Cryptocurrencies have transformed financial markets with their innovative blockchain technology and volatile price movements, presenting both challenges and opportunities for predictive analytics. Ethereum, being one of the leading cryptocurrencies, has experienced significant market fluctuations, making its price prediction an attractive yet complex problem. This paper presents a comprehensive study on the effectiveness of Large Language Models (LLMs) in predicting Ethereum prices for short-term and few-shot forecasting scenarios. The main challenge in training models for time series analysis is the lack of data. We address this by leveraging a novel approach that adapts existing pre-trained LLMs on natural language or images from billions of tokens to the unique characteristics of Ethereum price time series data. Through thorough experimentation and comparison with traditional and contemporary models, our results demonstrate that selectively freezing certain layers of pre-trained LLMs achieves state-of-the-art performance in this domain. This approach consistently surpasses benchmarks across multiple metrics, including Mean Squared Error (MSE), Mean Absolute Error (MAE), and Root Mean Squared Error (RMSE), demonstrating its effectiveness and robustness. Our research not only contributes to the existing body of knowledge on LLMs but also provides practical insights in the cryptocurrency prediction domain. The adaptability of pre-trained LLMs to handle the nature of Ethereum prices suggests a promising direction for future research, potentially including the integration of sentiment analysis to further refine forecasting accuracy.

Figures (3)

• Figure 1: Visualization of the volatility of Ethereum open price in different timestamps: Kaggle Dataset (a), Node Dataset (b).

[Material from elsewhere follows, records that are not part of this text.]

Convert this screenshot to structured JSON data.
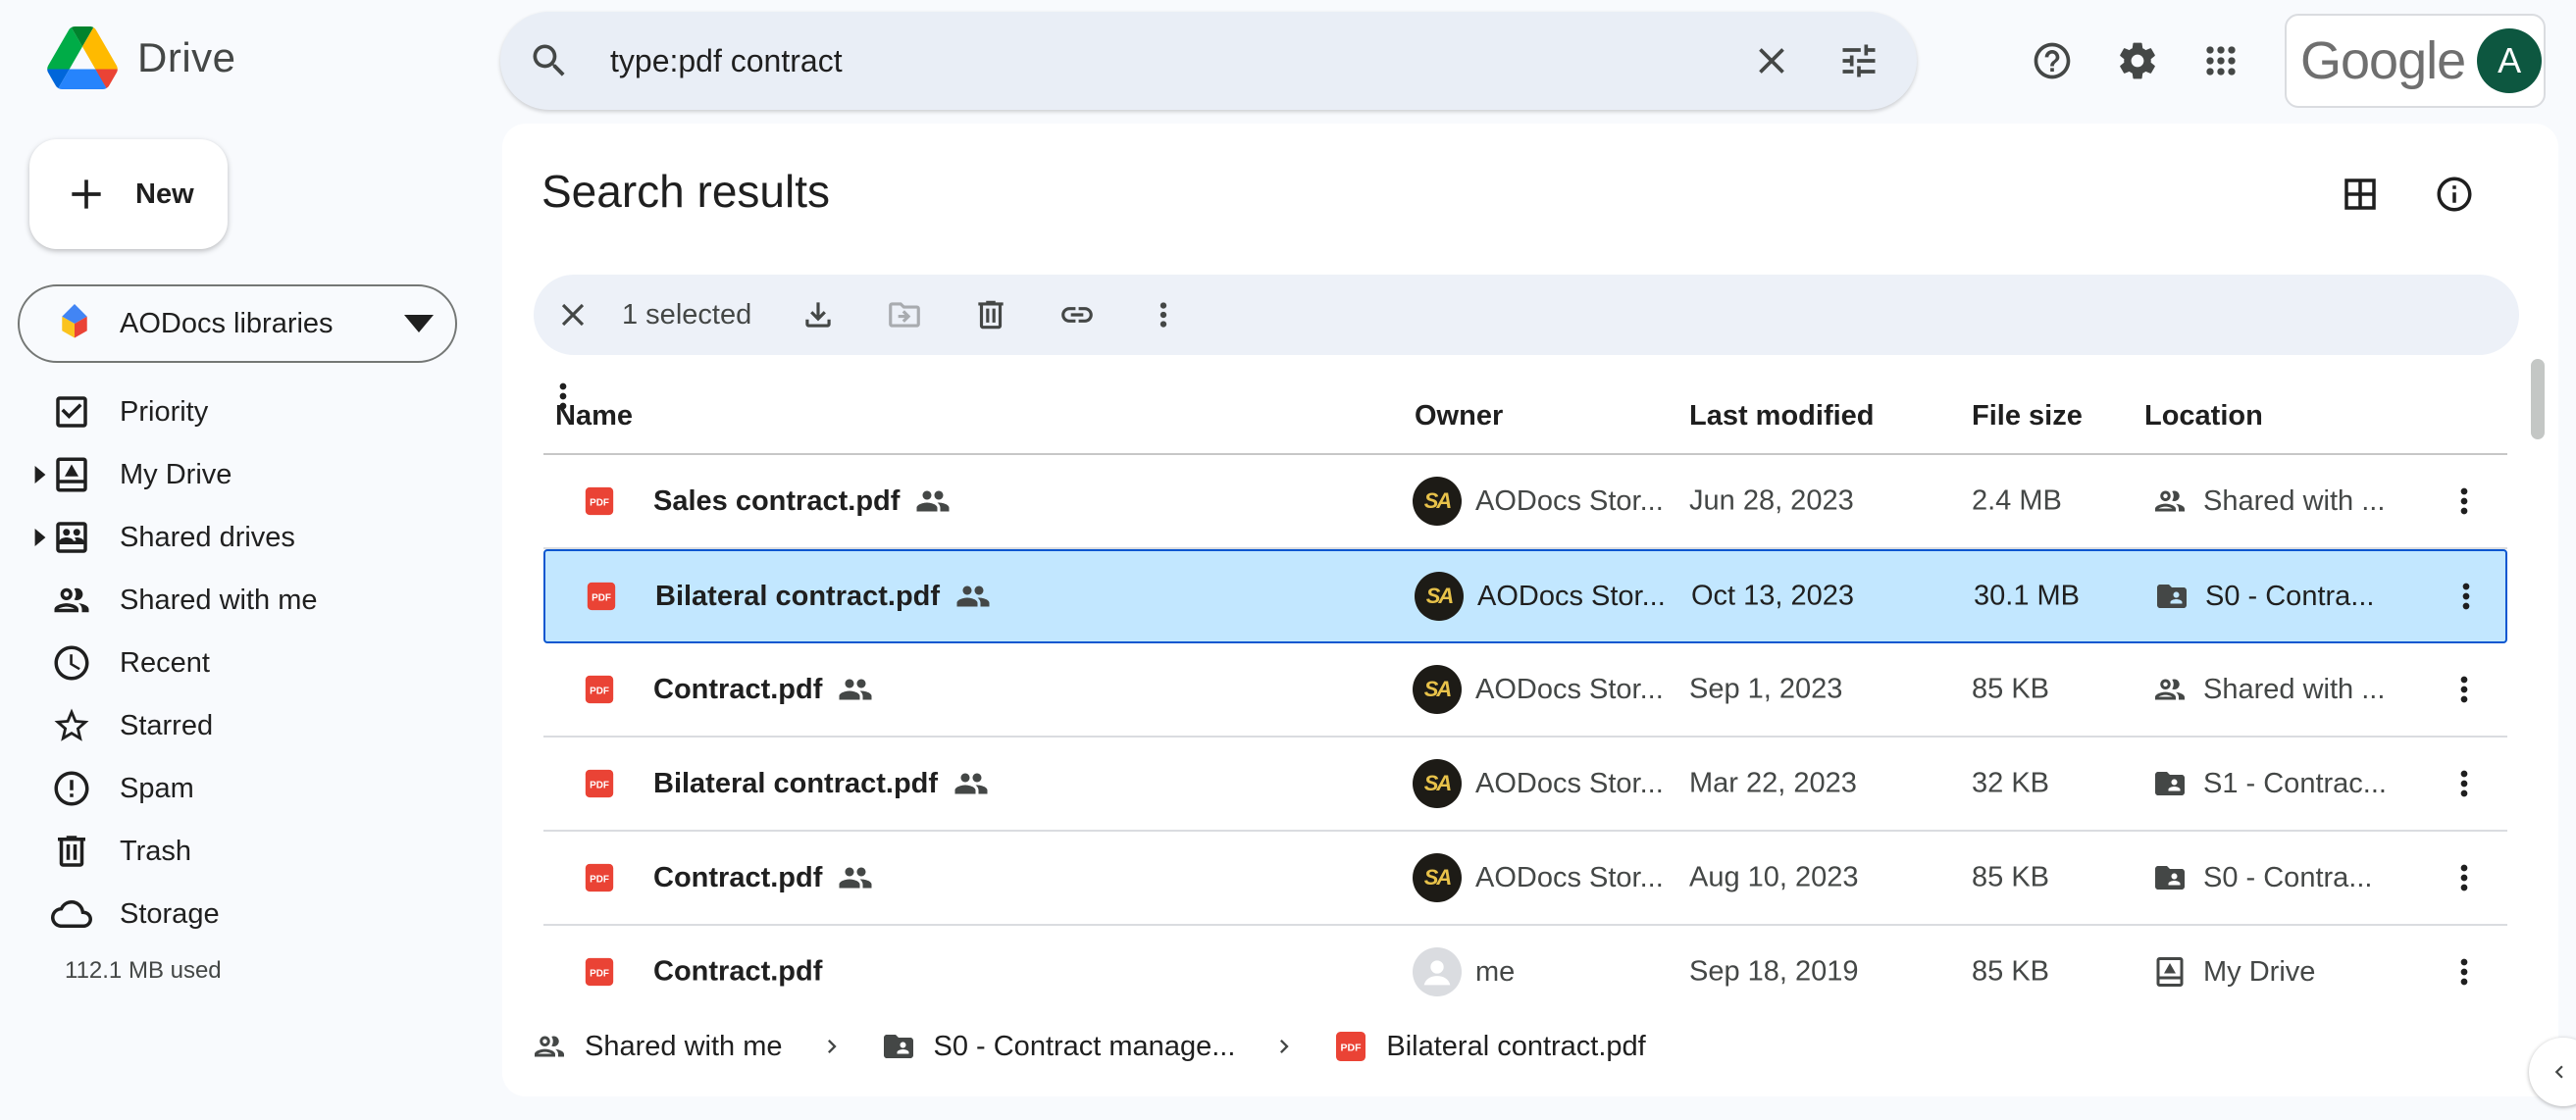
{
  "app": {
    "name": "Drive"
  },
  "search": {
    "query": "type:pdf contract"
  },
  "account": {
    "brand": "Google",
    "avatar_letter": "A"
  },
  "sidebar": {
    "new_label": "New",
    "library_selector": "AODocs libraries",
    "items": [
      {
        "label": "Priority",
        "icon": "priority-icon"
      },
      {
        "label": "My Drive",
        "icon": "my-drive-icon",
        "expandable": true
      },
      {
        "label": "Shared drives",
        "icon": "shared-drives-icon",
        "expandable": true
      },
      {
        "label": "Shared with me",
        "icon": "shared-with-me-icon"
      },
      {
        "label": "Recent",
        "icon": "clock-icon"
      },
      {
        "label": "Starred",
        "icon": "star-icon"
      },
      {
        "label": "Spam",
        "icon": "spam-icon"
      },
      {
        "label": "Trash",
        "icon": "trash-icon"
      },
      {
        "label": "Storage",
        "icon": "cloud-icon"
      }
    ],
    "storage_used": "112.1 MB used"
  },
  "main": {
    "title": "Search results",
    "selection": {
      "count_label": "1 selected"
    },
    "columns": {
      "name": "Name",
      "owner": "Owner",
      "modified": "Last modified",
      "size": "File size",
      "location": "Location"
    },
    "rows": [
      {
        "name": "Sales contract.pdf",
        "shared": true,
        "owner": "AODocs Stor...",
        "owner_avatar": "SA",
        "modified": "Jun 28, 2023",
        "size": "2.4 MB",
        "location": "Shared with ...",
        "location_icon": "shared-with-me-icon",
        "selected": false
      },
      {
        "name": "Bilateral contract.pdf",
        "shared": true,
        "owner": "AODocs Stor...",
        "owner_avatar": "SA",
        "modified": "Oct 13, 2023",
        "size": "30.1 MB",
        "location": "S0 - Contra...",
        "location_icon": "shared-drive-folder-icon",
        "selected": true
      },
      {
        "name": "Contract.pdf",
        "shared": true,
        "owner": "AODocs Stor...",
        "owner_avatar": "SA",
        "modified": "Sep 1, 2023",
        "size": "85 KB",
        "location": "Shared with ...",
        "location_icon": "shared-with-me-icon",
        "selected": false
      },
      {
        "name": "Bilateral contract.pdf",
        "shared": true,
        "owner": "AODocs Stor...",
        "owner_avatar": "SA",
        "modified": "Mar 22, 2023",
        "size": "32 KB",
        "location": "S1 - Contrac...",
        "location_icon": "shared-drive-folder-icon",
        "selected": false
      },
      {
        "name": "Contract.pdf",
        "shared": true,
        "owner": "AODocs Stor...",
        "owner_avatar": "SA",
        "modified": "Aug 10, 2023",
        "size": "85 KB",
        "location": "S0 - Contra...",
        "location_icon": "shared-drive-folder-icon",
        "selected": false
      },
      {
        "name": "Contract.pdf",
        "shared": false,
        "owner": "me",
        "owner_avatar": "",
        "modified": "Sep 18, 2019",
        "size": "85 KB",
        "location": "My Drive",
        "location_icon": "my-drive-icon",
        "selected": false
      }
    ],
    "breadcrumb": [
      "Shared with me",
      "S0 - Contract manage...",
      "Bilateral contract.pdf"
    ]
  },
  "colors": {
    "background": "#f8fafd",
    "search_bg": "#e9eef6",
    "selected_row_bg": "#c2e7ff",
    "selected_row_border": "#0b57d0",
    "pdf_red": "#ea4335",
    "avatar_green": "#0d5740"
  }
}
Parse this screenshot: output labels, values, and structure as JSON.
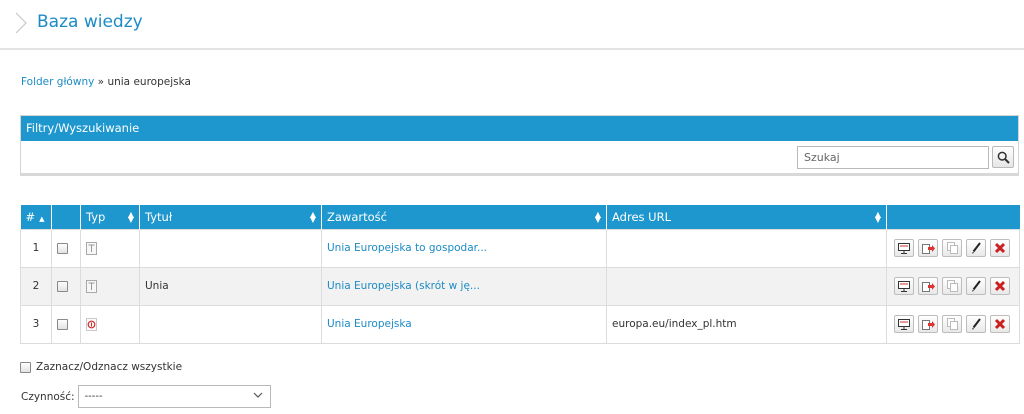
{
  "header": {
    "title": "Baza wiedzy"
  },
  "breadcrumb": {
    "root": "Folder główny",
    "separator": "»",
    "current": "unia europejska"
  },
  "filters": {
    "title": "Filtry/Wyszukiwanie",
    "search_placeholder": "Szukaj"
  },
  "table": {
    "columns": [
      "#",
      "Typ",
      "Tytuł",
      "Zawartość",
      "Adres URL"
    ],
    "rows": [
      {
        "num": "1",
        "type_icon": "text-document-icon",
        "title": "",
        "content": "Unia Europejska to gospodar...",
        "url": ""
      },
      {
        "num": "2",
        "type_icon": "text-document-icon",
        "title": "Unia",
        "content": "Unia Europejska (skrót w ję...",
        "url": ""
      },
      {
        "num": "3",
        "type_icon": "link-icon",
        "title": "",
        "content": "Unia Europejska",
        "url": "europa.eu/index_pl.htm"
      }
    ],
    "row_actions": [
      "preview-icon",
      "move-icon",
      "copy-icon",
      "edit-icon",
      "delete-icon"
    ]
  },
  "footer": {
    "select_all_label": "Zaznacz/Odznacz wszystkie",
    "action_label": "Czynność:",
    "action_value": "-----"
  },
  "colors": {
    "accent": "#1e97cf",
    "link": "#1b8bc5",
    "delete": "#cc1f1f"
  }
}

• Figure 2: Visualization of the models' architecture and pipeline. The architecture of our model pipeline incorporating Llama-2 (Left) and GPT-2 (Right) for Ethereum price prediction. The pipeline utilizes a combination of frozen and fine-tuned layers. For Llama-2, the grouped query attention and feed-forward layers are frozen, while rotary positional embeddings and RMS normalization layers are fine tuned. In GPT-2, the multi-head attention and feed-forward layers are frozen, while positional embeddings and layer normalization layers are fine-tuned. Data normalization and patching techniques are applied to enhance semantic information extraction. What applies to Llama-2, applies to Llama-3 as well.
• Figure 3: Visualization of Ethereum price predictions depicting the actual and predicted values in both short-term and few-shot forecasting for the Kaggle dataset: (a) GPT2 in short-term forecasting and (b) Llama-3 in short-term forecasting c) GPT2 in Few-shot forecasting and d) Llama-3 in Few-shot forecasting.